¿Acaso la identidad sexual no es también una cuestión narrativa? En un momento de esta película ciertamente inusual, lacerante y divertida, uno de los personajes se pregunta por el ‘relato’, esa palabra-fetiche, y termina advirtiendo que lo importante no es cómo contamos las cosas, cómo nos apropiamos de ellas, sino las cosas en sí mismas. Y ese es precisamente el asunto que más parece interesar a Dag Johan Haugerud, el director de Sex, a su vez la primera parte de una trilogía que ya están completando Love y Dreams. Cuando un deshollinador noruego cuenta a su compañero un sueño en el que David Bowie se le acercaba, al parecer, con una cierta actitud seductora, el otro le responde con una historia que lo sobrepasa, su efímera relación homosexual con un cliente, por completo incomprensible para el primero desde el momento en que estamos hablando de un heterosexual felizmente casado y con hijos. Por supuesto, a Haugerud no le interesa el melodrama, sino la palabra, pues Sex se estructura como una sucesión de diálogos –entre los dos amigos, entre el ‘transgresor’ y su mujer, entre el otro y su hijo, etc.– filmados desde una cuidadosa distancia, que por otra parte no dicen nada, sino que simplemente son dichos. En la sociedad de la conversación interminable, solo queda la superficie de las palabras, de la misma manera en que los exteriores que separan una secuencia de otra muestran tejados, casas, coches, calles, autopistas de brillantes colores y apenas sustancia.

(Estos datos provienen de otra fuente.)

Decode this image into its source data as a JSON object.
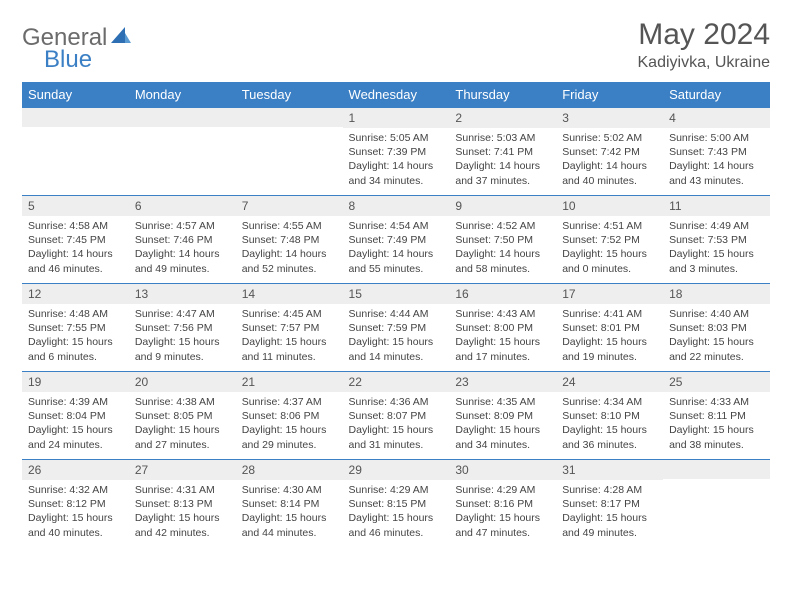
{
  "logo": {
    "text1": "General",
    "text2": "Blue"
  },
  "title": "May 2024",
  "location": "Kadiyivka, Ukraine",
  "weekdays": [
    "Sunday",
    "Monday",
    "Tuesday",
    "Wednesday",
    "Thursday",
    "Friday",
    "Saturday"
  ],
  "colors": {
    "header_bg": "#3b7fc4",
    "header_fg": "#ffffff",
    "daynum_bg": "#eeeeee",
    "border": "#3b7fc4",
    "text": "#444444"
  },
  "weeks": [
    [
      {
        "n": "",
        "sr": "",
        "ss": "",
        "dl": ""
      },
      {
        "n": "",
        "sr": "",
        "ss": "",
        "dl": ""
      },
      {
        "n": "",
        "sr": "",
        "ss": "",
        "dl": ""
      },
      {
        "n": "1",
        "sr": "Sunrise: 5:05 AM",
        "ss": "Sunset: 7:39 PM",
        "dl": "Daylight: 14 hours and 34 minutes."
      },
      {
        "n": "2",
        "sr": "Sunrise: 5:03 AM",
        "ss": "Sunset: 7:41 PM",
        "dl": "Daylight: 14 hours and 37 minutes."
      },
      {
        "n": "3",
        "sr": "Sunrise: 5:02 AM",
        "ss": "Sunset: 7:42 PM",
        "dl": "Daylight: 14 hours and 40 minutes."
      },
      {
        "n": "4",
        "sr": "Sunrise: 5:00 AM",
        "ss": "Sunset: 7:43 PM",
        "dl": "Daylight: 14 hours and 43 minutes."
      }
    ],
    [
      {
        "n": "5",
        "sr": "Sunrise: 4:58 AM",
        "ss": "Sunset: 7:45 PM",
        "dl": "Daylight: 14 hours and 46 minutes."
      },
      {
        "n": "6",
        "sr": "Sunrise: 4:57 AM",
        "ss": "Sunset: 7:46 PM",
        "dl": "Daylight: 14 hours and 49 minutes."
      },
      {
        "n": "7",
        "sr": "Sunrise: 4:55 AM",
        "ss": "Sunset: 7:48 PM",
        "dl": "Daylight: 14 hours and 52 minutes."
      },
      {
        "n": "8",
        "sr": "Sunrise: 4:54 AM",
        "ss": "Sunset: 7:49 PM",
        "dl": "Daylight: 14 hours and 55 minutes."
      },
      {
        "n": "9",
        "sr": "Sunrise: 4:52 AM",
        "ss": "Sunset: 7:50 PM",
        "dl": "Daylight: 14 hours and 58 minutes."
      },
      {
        "n": "10",
        "sr": "Sunrise: 4:51 AM",
        "ss": "Sunset: 7:52 PM",
        "dl": "Daylight: 15 hours and 0 minutes."
      },
      {
        "n": "11",
        "sr": "Sunrise: 4:49 AM",
        "ss": "Sunset: 7:53 PM",
        "dl": "Daylight: 15 hours and 3 minutes."
      }
    ],
    [
      {
        "n": "12",
        "sr": "Sunrise: 4:48 AM",
        "ss": "Sunset: 7:55 PM",
        "dl": "Daylight: 15 hours and 6 minutes."
      },
      {
        "n": "13",
        "sr": "Sunrise: 4:47 AM",
        "ss": "Sunset: 7:56 PM",
        "dl": "Daylight: 15 hours and 9 minutes."
      },
      {
        "n": "14",
        "sr": "Sunrise: 4:45 AM",
        "ss": "Sunset: 7:57 PM",
        "dl": "Daylight: 15 hours and 11 minutes."
      },
      {
        "n": "15",
        "sr": "Sunrise: 4:44 AM",
        "ss": "Sunset: 7:59 PM",
        "dl": "Daylight: 15 hours and 14 minutes."
      },
      {
        "n": "16",
        "sr": "Sunrise: 4:43 AM",
        "ss": "Sunset: 8:00 PM",
        "dl": "Daylight: 15 hours and 17 minutes."
      },
      {
        "n": "17",
        "sr": "Sunrise: 4:41 AM",
        "ss": "Sunset: 8:01 PM",
        "dl": "Daylight: 15 hours and 19 minutes."
      },
      {
        "n": "18",
        "sr": "Sunrise: 4:40 AM",
        "ss": "Sunset: 8:03 PM",
        "dl": "Daylight: 15 hours and 22 minutes."
      }
    ],
    [
      {
        "n": "19",
        "sr": "Sunrise: 4:39 AM",
        "ss": "Sunset: 8:04 PM",
        "dl": "Daylight: 15 hours and 24 minutes."
      },
      {
        "n": "20",
        "sr": "Sunrise: 4:38 AM",
        "ss": "Sunset: 8:05 PM",
        "dl": "Daylight: 15 hours and 27 minutes."
      },
      {
        "n": "21",
        "sr": "Sunrise: 4:37 AM",
        "ss": "Sunset: 8:06 PM",
        "dl": "Daylight: 15 hours and 29 minutes."
      },
      {
        "n": "22",
        "sr": "Sunrise: 4:36 AM",
        "ss": "Sunset: 8:07 PM",
        "dl": "Daylight: 15 hours and 31 minutes."
      },
      {
        "n": "23",
        "sr": "Sunrise: 4:35 AM",
        "ss": "Sunset: 8:09 PM",
        "dl": "Daylight: 15 hours and 34 minutes."
      },
      {
        "n": "24",
        "sr": "Sunrise: 4:34 AM",
        "ss": "Sunset: 8:10 PM",
        "dl": "Daylight: 15 hours and 36 minutes."
      },
      {
        "n": "25",
        "sr": "Sunrise: 4:33 AM",
        "ss": "Sunset: 8:11 PM",
        "dl": "Daylight: 15 hours and 38 minutes."
      }
    ],
    [
      {
        "n": "26",
        "sr": "Sunrise: 4:32 AM",
        "ss": "Sunset: 8:12 PM",
        "dl": "Daylight: 15 hours and 40 minutes."
      },
      {
        "n": "27",
        "sr": "Sunrise: 4:31 AM",
        "ss": "Sunset: 8:13 PM",
        "dl": "Daylight: 15 hours and 42 minutes."
      },
      {
        "n": "28",
        "sr": "Sunrise: 4:30 AM",
        "ss": "Sunset: 8:14 PM",
        "dl": "Daylight: 15 hours and 44 minutes."
      },
      {
        "n": "29",
        "sr": "Sunrise: 4:29 AM",
        "ss": "Sunset: 8:15 PM",
        "dl": "Daylight: 15 hours and 46 minutes."
      },
      {
        "n": "30",
        "sr": "Sunrise: 4:29 AM",
        "ss": "Sunset: 8:16 PM",
        "dl": "Daylight: 15 hours and 47 minutes."
      },
      {
        "n": "31",
        "sr": "Sunrise: 4:28 AM",
        "ss": "Sunset: 8:17 PM",
        "dl": "Daylight: 15 hours and 49 minutes."
      },
      {
        "n": "",
        "sr": "",
        "ss": "",
        "dl": ""
      }
    ]
  ]
}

En esta tradición puramente nórdica, Sex podría verse como una serie de variaciones en torno a Persona (1966), aquel film en el que Ingmar Bergman hacía caer máscaras a partir de unos cuantos diálogos entre dos personajes. Pero allá donde aquella película se escoraba hacia lo existencial, hacia una dramaturgia metafísica, el film de Haugerud –signo de los tiempos– prefiere contemplar a sus personajes como turistas de sus propias vidas, seres que vagabundean alrededor de sí mismos –como la cámara que, cerca del final, recorre una casa vacía– sin entenderse demasiado bien. Estamos hablando de la masculinidad como rol de obligado cumplimiento, pero también frágil y volátil: cualquier acontecimiento fortuito, por casual y pequeño que sea, puede provocar que se venga abajo. Y eso también sucede con la propia película, una construcción que parece avanzar pero no avanza, simplemente muta –igual que lo heterosexual muta en homosexual, como una promesa de cambio– para regresar al principio, o para sustituir el diálogo por el canto, como en la culminación del film, en el fondo lo único que nos mueve. Los personajes, en este sentido, hablan solo para seguir una música desconocida, como autómatas que se movieran por la llamada de una canción. Y sin embargo no por ello resultan más idiotas o insustanciales: la comprensión y la piedad con que los observa Haugerud bastan para transformar su superficialidad en algo más, algo que nunca llegamos a ver pero que sabemos que está ahí, agazapado entre la retórica de las palabras.